Niedereimer. Transsexuelle Arnsbergerin kämpft um Bewilligung der Hormontherapie und geschlechtsangleichender Operation.

Für Emma Viegener ist klar. „Als Mann kann ich nicht weiterleben“, sagt sie. Deswegen will sie auch nicht aufgeben und klein beigeben. Die 52-Jährige aus Niedereimer will kämpfen um ihre Zukunft als Frau, aber auch um die gesellschaftliche Akzeptanz von Transsexualität. Sie, die jetzt noch lebt in einem männlichen Körper, muss weiter harte Bretter beim Medizinischen Dienst der Krankenkassen (MDK) bohren, um Therapien und Operationen zur Geschlechtsangleichung bewilligt zu bekommen. Ihr kommt es vor wie ein Kampf gegen Windmühlen.

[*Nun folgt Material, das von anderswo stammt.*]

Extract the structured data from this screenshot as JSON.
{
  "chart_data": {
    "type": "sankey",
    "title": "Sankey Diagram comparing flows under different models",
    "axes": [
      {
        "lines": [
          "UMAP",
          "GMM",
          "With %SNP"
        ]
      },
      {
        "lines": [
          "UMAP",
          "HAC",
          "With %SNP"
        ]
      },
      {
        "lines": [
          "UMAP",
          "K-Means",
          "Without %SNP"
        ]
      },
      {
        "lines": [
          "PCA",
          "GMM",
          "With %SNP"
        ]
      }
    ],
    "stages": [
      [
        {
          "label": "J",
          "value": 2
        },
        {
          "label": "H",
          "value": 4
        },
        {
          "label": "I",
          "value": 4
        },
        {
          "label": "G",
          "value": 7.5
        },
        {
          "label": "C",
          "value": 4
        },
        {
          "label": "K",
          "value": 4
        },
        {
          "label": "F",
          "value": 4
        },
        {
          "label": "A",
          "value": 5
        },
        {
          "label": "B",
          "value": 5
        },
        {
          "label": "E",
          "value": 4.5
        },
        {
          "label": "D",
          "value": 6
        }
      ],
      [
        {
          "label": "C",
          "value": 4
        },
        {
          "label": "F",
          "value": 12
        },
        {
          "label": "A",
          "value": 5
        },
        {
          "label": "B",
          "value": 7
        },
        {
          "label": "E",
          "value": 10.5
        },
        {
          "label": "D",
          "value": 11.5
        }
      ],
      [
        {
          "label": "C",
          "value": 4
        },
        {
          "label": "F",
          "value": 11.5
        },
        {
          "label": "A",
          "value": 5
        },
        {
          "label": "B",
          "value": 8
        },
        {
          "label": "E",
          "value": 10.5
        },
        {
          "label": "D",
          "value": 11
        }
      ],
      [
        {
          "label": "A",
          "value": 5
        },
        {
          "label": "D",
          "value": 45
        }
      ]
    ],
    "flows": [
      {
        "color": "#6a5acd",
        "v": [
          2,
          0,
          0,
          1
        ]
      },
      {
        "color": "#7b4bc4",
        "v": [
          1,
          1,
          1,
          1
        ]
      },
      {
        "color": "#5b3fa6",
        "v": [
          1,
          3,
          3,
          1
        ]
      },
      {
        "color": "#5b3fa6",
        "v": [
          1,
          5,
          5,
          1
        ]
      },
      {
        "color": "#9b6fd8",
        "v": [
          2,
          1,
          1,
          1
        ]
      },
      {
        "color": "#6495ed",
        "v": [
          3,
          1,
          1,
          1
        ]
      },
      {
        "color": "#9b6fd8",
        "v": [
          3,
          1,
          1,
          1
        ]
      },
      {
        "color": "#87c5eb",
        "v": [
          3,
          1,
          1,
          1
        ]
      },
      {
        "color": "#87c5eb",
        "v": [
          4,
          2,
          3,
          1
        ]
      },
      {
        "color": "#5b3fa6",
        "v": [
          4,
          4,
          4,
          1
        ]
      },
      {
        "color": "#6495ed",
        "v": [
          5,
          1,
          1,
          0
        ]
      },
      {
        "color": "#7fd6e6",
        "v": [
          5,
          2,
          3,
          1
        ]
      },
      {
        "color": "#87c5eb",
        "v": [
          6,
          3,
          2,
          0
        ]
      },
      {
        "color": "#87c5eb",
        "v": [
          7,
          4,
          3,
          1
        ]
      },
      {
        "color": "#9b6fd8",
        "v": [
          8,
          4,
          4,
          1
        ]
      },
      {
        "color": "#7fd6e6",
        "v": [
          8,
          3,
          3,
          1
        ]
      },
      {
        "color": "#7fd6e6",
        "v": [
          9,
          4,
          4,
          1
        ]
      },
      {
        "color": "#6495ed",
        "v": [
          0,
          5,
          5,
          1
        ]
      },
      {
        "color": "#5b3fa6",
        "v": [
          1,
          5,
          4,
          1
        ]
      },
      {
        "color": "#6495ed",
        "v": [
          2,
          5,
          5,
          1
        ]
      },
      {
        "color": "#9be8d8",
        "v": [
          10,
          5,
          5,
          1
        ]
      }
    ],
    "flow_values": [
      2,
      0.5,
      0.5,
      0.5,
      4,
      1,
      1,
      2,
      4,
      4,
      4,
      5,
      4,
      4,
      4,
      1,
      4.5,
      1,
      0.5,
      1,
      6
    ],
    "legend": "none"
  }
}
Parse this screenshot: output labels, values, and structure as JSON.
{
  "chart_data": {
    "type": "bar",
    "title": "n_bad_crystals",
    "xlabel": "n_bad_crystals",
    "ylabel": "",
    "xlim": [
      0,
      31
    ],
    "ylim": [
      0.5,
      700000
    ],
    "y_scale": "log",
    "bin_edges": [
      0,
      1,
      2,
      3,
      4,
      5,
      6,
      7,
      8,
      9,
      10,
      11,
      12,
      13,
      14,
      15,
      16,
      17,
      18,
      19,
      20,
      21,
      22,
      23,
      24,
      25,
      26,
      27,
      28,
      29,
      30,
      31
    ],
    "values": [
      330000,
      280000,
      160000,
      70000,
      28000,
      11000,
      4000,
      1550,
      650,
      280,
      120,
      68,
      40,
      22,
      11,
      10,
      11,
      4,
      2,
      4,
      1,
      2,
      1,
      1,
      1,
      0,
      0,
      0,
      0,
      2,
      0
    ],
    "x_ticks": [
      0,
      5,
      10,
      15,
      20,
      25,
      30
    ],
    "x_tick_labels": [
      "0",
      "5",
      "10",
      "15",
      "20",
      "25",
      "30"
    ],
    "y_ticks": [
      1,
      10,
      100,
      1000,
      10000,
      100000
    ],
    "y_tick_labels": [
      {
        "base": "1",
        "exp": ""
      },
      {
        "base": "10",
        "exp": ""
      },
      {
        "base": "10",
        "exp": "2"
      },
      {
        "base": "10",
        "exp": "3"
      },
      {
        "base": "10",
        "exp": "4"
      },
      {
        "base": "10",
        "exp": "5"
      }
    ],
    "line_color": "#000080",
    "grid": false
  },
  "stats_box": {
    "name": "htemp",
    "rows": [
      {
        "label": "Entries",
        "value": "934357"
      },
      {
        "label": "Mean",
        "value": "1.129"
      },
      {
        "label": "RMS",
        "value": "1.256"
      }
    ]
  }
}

Vollständiges Outing der Transsexualität vor zwei Jahren

Emma Viegener (52) wurde als Christian in der Stadt Hagen geboren.

Vor fünf Jahren zog sie mit ihrer Frau Katrin Viegener nach Arnsberg. Beruflich tätig sind bzw. waren beide in der Altenpflege - als Altenpflegerin und Seniorenbetreuungsassistentin.

Transsexualität oder Transsexualismus bezeichnet laut Wikipedia die subjektive unvollständige Identifikation eines Menschen mit seinen objektiven ganzheitlichen Geschlechtsmerkmalen. Verspürt wird das vielfach schon in der Kindheit.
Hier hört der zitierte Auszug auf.